Le déploiement couvre ce que les formations sécurité laissent habituellement de côté.

6 sites du groupe, France et Suisse
36 sessions planifiées sur 25 jours d’intervention
3 équipes matin, après-midi et nuit

Et le contenu n’est jamais le même deux fois. Pour chaque site, les photos sont demandées, reçues, intégrées ; le quiz et le diaporama sont refaits. Un opérateur qui reconnaît son propre poste sur l’écran n’écoute pas de la même façon.

Le dispositif s’est étendu au-delà du périmètre initial. Parti d’un site, il a été repris par le groupe, puis étendu à la direction et à la filiale suisse. C’est généralement le meilleur indicateur qu’une formation a produit son effet : ce sont les sites voisins qui la réclament.

Ce que ça change au quotidien

Pour la direction — l’engagement « tous nos collaborateurs seront sensibilisés » est tenu, et vérifiable site par site, sans qu’aucune ligne de production n’ait été arrêtée.

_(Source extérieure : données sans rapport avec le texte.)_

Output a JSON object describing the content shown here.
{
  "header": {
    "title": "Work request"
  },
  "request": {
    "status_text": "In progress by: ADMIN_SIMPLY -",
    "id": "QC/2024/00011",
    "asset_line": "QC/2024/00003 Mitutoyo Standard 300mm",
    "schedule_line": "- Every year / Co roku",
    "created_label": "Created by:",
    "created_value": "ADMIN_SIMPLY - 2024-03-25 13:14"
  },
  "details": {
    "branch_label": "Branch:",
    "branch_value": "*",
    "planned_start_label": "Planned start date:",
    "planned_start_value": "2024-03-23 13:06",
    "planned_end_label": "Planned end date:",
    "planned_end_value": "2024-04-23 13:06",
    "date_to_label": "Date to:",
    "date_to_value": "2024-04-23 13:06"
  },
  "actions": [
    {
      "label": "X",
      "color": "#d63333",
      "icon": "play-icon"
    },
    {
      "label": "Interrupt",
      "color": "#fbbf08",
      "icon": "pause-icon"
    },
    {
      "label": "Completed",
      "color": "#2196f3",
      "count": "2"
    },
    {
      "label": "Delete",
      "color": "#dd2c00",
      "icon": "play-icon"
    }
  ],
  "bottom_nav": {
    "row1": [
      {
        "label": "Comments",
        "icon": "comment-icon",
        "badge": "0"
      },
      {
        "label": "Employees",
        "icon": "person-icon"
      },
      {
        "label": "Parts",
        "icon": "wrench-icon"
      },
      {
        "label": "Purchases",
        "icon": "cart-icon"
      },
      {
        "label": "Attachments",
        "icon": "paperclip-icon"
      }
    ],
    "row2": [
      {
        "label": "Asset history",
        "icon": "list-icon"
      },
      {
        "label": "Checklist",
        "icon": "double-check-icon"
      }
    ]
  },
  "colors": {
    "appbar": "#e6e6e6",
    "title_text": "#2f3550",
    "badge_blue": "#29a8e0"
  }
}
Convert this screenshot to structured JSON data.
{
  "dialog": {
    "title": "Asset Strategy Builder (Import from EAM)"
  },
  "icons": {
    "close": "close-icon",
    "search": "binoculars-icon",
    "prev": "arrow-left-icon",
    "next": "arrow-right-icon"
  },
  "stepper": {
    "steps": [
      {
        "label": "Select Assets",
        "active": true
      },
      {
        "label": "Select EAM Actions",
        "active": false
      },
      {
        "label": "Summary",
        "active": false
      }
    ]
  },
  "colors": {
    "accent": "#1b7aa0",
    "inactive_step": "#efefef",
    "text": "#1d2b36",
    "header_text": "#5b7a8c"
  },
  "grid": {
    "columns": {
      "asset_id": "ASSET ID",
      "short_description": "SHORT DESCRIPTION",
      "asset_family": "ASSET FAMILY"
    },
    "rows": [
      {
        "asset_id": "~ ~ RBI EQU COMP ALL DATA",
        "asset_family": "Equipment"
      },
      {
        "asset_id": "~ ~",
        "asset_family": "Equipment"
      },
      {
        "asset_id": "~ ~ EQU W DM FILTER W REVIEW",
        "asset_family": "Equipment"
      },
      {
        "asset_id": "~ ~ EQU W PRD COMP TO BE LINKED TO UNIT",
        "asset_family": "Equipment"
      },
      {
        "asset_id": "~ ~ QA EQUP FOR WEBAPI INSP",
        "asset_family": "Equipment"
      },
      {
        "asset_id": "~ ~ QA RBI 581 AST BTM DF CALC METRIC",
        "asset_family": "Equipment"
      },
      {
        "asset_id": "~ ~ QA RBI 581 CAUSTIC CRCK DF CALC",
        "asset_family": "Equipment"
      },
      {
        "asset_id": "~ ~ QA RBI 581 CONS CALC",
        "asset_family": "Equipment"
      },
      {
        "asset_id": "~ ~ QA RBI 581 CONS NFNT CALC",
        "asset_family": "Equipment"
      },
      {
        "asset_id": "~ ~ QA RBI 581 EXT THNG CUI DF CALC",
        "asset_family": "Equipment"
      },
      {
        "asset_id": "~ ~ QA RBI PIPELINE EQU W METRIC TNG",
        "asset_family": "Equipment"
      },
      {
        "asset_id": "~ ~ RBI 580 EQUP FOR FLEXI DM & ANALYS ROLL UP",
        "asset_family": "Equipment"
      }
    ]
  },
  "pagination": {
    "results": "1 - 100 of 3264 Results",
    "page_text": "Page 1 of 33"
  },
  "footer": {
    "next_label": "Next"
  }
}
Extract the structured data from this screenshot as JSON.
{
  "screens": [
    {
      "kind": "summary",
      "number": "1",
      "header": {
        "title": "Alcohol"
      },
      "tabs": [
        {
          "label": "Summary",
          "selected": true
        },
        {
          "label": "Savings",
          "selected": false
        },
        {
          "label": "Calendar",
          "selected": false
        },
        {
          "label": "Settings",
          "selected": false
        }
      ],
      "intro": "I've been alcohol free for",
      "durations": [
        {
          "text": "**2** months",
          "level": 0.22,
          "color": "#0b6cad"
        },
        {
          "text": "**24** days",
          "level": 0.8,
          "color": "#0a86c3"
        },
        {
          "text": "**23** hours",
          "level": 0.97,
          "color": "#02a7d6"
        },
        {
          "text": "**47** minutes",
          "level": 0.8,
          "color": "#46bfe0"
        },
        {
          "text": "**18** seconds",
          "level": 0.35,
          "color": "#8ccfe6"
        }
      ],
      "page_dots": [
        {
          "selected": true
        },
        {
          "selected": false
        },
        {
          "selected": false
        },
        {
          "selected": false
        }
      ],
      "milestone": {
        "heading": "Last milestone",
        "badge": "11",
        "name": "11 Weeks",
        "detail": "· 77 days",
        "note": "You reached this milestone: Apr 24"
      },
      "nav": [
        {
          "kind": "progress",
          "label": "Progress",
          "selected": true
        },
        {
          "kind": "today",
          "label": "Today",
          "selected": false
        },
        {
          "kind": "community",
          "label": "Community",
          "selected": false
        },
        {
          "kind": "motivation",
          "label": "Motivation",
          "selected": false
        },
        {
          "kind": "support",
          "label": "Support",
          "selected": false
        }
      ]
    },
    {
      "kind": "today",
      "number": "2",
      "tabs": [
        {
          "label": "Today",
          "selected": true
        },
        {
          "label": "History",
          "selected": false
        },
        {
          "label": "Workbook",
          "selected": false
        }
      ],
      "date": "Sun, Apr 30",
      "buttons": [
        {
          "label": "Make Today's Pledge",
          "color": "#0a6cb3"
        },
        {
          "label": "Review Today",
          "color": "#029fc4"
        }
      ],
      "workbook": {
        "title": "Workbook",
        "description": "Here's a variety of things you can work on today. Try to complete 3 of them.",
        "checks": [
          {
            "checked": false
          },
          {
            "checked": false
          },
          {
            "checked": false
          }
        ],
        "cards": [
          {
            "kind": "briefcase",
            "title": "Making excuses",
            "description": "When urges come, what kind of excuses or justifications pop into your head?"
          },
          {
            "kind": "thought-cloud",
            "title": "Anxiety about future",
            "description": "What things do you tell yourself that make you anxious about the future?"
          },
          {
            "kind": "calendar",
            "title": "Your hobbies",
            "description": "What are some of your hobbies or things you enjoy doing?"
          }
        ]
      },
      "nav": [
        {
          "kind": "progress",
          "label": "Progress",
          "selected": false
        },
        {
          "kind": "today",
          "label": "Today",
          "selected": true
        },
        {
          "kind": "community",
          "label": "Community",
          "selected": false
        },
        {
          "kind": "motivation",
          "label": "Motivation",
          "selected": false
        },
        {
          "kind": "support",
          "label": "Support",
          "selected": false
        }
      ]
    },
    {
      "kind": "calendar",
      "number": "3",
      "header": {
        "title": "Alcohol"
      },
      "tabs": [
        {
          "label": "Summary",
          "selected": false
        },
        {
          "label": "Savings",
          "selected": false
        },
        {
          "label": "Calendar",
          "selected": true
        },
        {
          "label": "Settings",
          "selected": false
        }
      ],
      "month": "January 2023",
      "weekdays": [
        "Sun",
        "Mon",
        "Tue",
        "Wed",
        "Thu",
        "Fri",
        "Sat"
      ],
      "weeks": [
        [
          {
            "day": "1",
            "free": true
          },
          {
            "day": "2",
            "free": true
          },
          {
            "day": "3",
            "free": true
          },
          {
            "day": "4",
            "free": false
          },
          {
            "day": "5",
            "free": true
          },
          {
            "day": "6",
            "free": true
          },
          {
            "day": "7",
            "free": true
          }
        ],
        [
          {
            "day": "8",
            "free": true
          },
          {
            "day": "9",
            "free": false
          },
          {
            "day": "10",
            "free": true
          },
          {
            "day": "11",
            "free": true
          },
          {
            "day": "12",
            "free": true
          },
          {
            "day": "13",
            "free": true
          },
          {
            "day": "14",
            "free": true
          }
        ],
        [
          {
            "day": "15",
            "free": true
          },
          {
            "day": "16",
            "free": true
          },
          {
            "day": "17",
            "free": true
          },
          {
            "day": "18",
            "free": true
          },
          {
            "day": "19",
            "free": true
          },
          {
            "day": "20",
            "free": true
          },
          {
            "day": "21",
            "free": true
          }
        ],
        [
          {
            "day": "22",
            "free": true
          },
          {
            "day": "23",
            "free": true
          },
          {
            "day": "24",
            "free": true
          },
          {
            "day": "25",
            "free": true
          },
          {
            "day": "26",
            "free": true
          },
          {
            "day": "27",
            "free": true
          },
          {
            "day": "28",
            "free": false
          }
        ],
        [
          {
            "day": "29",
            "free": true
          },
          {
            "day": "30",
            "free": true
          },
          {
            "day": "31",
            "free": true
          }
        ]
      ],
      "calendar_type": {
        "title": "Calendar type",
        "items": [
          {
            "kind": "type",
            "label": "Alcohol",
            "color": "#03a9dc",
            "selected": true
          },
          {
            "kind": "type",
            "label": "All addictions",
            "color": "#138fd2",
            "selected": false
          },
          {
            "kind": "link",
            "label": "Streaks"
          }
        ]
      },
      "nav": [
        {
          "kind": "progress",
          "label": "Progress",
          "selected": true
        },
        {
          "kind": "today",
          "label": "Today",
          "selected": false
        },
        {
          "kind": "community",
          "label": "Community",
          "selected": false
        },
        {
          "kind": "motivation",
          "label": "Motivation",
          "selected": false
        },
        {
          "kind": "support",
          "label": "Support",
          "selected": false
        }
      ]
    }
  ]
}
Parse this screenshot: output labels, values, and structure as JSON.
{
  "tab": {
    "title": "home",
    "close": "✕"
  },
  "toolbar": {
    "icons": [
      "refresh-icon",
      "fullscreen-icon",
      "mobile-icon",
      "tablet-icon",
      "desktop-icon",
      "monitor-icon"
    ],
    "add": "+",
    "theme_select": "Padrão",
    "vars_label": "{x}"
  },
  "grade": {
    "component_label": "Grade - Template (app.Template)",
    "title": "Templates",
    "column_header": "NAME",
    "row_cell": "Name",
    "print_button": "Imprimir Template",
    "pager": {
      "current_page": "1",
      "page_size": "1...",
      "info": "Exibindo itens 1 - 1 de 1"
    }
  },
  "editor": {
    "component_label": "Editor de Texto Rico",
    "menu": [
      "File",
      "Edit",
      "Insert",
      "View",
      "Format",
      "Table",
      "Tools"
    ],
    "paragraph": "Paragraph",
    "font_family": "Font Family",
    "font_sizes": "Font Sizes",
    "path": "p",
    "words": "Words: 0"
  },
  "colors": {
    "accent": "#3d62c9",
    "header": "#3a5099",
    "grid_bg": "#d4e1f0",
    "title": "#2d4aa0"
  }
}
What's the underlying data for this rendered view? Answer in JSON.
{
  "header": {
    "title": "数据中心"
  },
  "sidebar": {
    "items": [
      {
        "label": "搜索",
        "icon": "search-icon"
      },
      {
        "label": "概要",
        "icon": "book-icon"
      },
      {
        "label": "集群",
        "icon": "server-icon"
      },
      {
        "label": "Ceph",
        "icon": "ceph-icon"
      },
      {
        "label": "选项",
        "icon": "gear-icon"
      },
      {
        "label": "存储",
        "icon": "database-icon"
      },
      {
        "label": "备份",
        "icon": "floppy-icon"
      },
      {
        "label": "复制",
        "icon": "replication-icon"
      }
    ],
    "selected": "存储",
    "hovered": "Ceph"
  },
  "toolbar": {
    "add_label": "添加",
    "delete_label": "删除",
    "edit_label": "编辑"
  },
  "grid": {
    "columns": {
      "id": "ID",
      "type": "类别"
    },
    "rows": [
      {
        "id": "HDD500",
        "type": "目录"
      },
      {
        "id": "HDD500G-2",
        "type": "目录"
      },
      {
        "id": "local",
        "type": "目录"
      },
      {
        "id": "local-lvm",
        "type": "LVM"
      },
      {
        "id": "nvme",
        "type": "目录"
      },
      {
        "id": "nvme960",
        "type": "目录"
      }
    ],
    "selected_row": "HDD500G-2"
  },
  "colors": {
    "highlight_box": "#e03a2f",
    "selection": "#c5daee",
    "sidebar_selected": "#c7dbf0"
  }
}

Pour les responsables de site — ils reçoivent un dispositif calé sur leur organisation réelle : leurs créneaux, leurs équipes, leurs photos. Pas un planning imposé depuis le siège.

Pour les équipes de nuit — elles sont formées comme les autres, sur le même contenu, au même niveau d’exigence. C’est souvent la première fois.

Pour les opérateurs — ils travaillent sur les situations de leur propre atelier, et repartent avec une explication de ce qui les fait agir plutôt qu’avec une liste de règles qu’ils connaissaient déjà.